Improve the way in which you present the value of your solution, so that your prospects understand what they gain by buying from you. After that, you’ll be able to increase the size of your deals, and close bigger deals.
Getting a deal through your sales pipeline quicker is quite a challenge. It’s even more complicated when you have a lot of deals in your pipeline and they are really big.
It would make a hell of a difference when you close $10,000 worth of deals in 20 days, rather than in 30 days. You’d be able to put through 50% more deals in the same time as the guy with a sales cycle of 30 days.
The objection you often hear is that you shouldn’t rush clients, because you’ll seem aggressive. While I agree that you shouldn’t be aggressive, I do think you should be to-the-point and apply gentle and helpful pressure. It’s important to have the mindset that it’s OK to speed things up. People hate to be sold, but love to buy - Help them pleasantly understand whether they gain value from your solution or not.
Knowing the buying process of your customers will help apply the gentle pressure, as well as get you concrete answers quicker. You either need to keep the deals moving forward or declare them lost, otherwise the opportunity cost - the time you’re not focusing on deals you could actually win - can get very large.
Conversion is what exhibits how smart you do your sales work. This applies both to the overall close rate and stage-to-stage conversion rate.
Imagine a situation where you and Ted both close the same number of deals per month, say 6. Now if Ted’s close rate is 12% and and yours is 8%, it means that you have to approach 75 prospects instead of Ted’s 50. This means that you’re doing a lot more work than Ted - simple. To understand if you work hard or smart is to understand at which stage you lose your prospects.
To do this, you need to measure your stage-to-stage conversions.
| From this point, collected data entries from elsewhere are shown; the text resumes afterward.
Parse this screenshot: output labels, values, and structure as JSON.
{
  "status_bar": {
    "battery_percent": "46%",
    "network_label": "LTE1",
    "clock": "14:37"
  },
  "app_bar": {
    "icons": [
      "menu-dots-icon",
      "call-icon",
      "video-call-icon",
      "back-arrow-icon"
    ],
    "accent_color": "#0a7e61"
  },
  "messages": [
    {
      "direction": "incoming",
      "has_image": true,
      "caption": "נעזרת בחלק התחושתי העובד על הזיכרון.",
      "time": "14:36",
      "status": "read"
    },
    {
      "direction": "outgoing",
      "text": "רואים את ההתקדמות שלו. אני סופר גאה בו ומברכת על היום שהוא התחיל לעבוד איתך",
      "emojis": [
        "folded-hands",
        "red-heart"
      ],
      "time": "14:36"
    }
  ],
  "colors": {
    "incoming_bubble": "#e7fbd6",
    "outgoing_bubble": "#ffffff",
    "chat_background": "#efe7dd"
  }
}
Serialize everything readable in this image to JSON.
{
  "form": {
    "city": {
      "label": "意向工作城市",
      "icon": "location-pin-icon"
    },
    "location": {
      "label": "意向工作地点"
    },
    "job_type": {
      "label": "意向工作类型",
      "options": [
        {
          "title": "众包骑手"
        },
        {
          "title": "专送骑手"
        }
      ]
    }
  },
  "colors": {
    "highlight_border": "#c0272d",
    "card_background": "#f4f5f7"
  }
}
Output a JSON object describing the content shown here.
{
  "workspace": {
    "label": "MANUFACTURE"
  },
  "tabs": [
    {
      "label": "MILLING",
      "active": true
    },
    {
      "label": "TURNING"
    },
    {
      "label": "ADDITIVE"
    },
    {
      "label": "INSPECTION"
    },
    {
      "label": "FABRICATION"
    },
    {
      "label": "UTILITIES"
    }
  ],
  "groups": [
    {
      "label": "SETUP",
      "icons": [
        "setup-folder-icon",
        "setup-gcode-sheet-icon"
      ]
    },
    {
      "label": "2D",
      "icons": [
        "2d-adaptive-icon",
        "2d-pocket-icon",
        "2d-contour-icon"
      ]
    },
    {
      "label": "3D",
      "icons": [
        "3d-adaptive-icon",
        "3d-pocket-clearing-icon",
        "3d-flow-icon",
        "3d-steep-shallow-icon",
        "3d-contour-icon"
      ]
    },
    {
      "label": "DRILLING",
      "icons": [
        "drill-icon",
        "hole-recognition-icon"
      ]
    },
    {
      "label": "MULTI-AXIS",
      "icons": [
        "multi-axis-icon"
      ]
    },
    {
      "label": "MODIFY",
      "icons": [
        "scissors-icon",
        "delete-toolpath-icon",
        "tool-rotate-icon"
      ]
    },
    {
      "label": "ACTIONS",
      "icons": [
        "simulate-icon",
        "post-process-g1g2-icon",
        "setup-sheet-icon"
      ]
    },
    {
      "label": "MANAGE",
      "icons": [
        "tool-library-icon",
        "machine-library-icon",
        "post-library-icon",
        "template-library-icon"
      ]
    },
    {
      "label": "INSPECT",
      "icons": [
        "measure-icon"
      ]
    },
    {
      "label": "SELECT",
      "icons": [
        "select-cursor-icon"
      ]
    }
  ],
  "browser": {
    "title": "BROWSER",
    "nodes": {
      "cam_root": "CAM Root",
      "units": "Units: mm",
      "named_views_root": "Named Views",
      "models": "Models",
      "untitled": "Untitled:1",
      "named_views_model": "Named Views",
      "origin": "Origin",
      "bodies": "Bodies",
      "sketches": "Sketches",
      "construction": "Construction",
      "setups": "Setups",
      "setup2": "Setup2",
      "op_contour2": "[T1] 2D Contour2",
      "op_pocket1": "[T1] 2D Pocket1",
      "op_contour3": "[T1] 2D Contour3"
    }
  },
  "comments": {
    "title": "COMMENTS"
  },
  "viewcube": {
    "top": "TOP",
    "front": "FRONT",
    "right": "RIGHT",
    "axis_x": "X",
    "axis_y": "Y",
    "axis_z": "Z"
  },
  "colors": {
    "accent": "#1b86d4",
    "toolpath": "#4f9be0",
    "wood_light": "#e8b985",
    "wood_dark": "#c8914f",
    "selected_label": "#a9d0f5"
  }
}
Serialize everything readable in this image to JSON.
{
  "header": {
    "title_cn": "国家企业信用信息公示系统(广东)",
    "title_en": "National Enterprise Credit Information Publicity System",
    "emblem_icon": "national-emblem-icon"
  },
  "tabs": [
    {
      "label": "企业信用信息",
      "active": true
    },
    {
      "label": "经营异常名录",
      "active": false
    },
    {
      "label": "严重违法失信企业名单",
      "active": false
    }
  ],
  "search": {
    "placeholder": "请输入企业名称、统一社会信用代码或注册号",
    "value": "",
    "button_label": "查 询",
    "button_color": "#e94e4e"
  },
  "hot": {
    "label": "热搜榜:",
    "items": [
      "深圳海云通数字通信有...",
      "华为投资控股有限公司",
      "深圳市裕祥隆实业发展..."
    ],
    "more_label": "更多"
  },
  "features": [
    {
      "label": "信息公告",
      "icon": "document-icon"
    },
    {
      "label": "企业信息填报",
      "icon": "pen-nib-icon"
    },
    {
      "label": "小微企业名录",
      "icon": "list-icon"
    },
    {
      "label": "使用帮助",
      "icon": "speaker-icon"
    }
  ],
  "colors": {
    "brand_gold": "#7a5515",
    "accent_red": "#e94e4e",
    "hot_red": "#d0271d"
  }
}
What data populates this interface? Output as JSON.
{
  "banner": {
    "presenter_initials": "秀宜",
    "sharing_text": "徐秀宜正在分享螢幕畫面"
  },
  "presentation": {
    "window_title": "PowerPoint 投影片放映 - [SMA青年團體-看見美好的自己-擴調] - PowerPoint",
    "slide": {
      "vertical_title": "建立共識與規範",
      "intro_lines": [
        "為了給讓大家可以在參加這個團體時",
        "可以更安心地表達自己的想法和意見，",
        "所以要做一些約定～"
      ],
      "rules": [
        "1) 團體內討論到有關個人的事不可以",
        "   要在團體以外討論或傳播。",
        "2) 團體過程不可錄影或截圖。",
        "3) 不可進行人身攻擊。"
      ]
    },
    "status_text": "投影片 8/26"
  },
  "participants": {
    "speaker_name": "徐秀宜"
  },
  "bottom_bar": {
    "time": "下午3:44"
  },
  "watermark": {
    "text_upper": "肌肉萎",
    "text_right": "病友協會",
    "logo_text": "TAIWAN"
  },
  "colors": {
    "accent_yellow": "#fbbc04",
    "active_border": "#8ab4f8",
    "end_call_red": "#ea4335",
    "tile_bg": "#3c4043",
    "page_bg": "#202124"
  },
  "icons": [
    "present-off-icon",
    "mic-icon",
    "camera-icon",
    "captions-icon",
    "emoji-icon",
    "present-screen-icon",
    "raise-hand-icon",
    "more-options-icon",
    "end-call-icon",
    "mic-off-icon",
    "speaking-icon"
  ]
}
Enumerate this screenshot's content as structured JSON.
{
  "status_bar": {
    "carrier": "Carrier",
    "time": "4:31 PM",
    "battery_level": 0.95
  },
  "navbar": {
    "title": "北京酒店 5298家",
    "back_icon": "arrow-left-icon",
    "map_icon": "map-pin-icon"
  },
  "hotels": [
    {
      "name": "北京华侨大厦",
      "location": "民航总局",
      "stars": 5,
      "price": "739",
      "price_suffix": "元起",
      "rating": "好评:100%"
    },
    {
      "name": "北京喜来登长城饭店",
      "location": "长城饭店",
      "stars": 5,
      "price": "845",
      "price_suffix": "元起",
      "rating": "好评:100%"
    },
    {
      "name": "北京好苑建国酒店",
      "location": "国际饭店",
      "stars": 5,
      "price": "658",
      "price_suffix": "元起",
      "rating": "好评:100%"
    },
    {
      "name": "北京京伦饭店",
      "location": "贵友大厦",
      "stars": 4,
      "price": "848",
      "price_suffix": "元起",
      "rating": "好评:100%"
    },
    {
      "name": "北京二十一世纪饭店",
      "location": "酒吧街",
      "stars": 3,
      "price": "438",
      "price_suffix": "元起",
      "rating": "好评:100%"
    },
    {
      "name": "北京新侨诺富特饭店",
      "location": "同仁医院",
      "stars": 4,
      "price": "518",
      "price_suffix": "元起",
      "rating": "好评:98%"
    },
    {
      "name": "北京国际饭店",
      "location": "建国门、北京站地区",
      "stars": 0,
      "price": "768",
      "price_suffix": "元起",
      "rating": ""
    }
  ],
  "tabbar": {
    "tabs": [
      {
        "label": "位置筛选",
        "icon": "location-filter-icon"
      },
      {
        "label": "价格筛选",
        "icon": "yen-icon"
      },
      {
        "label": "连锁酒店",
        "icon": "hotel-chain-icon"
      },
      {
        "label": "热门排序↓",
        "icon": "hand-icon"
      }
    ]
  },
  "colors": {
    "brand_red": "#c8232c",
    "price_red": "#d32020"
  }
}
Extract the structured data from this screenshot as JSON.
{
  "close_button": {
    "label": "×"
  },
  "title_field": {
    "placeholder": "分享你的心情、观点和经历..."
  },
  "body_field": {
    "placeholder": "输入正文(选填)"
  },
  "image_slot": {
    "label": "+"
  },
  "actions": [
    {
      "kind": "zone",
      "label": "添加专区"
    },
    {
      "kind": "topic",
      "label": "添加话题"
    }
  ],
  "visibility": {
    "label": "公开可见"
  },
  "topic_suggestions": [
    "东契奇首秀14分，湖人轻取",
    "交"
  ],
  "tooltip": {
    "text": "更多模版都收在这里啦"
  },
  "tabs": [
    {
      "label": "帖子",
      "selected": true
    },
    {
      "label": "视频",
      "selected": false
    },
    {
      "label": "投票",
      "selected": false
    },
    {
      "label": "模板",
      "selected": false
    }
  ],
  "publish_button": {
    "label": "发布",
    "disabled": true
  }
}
Discovering the differences between you and Ted will uncover areas of improvement. A smart thing to take into account is that you will always lose some deals. In the case above of closing 8%, you anyways lose 92%. It’s better to make sure you lose them early.
So here are the two things you can do to improve your conversion:
Measure your stage-to-stage conversions and compare with colleagues. Learn how those with better metrics achieve their results. In most cases, the successful salespeople lose early and fast - they don’t spend time generating proposals and holding negotiations with deals which eventually end up as “lost” or that have rather small value. Qualification is key.
Read about the ways to convert better - sales literature is extensive and there’s always something good out there to be read.
Improving your conversions and making sure you lose unqualified deals at the right time (read: early on) will make you far more efficient than now, and save you a lot of energy.
Get your four levers in shape and you’ll see an increase in your revenue and profit. It’s as simple (or tough) as that. But the important thing is that it’s achievable for any salesperson willing to put in the work.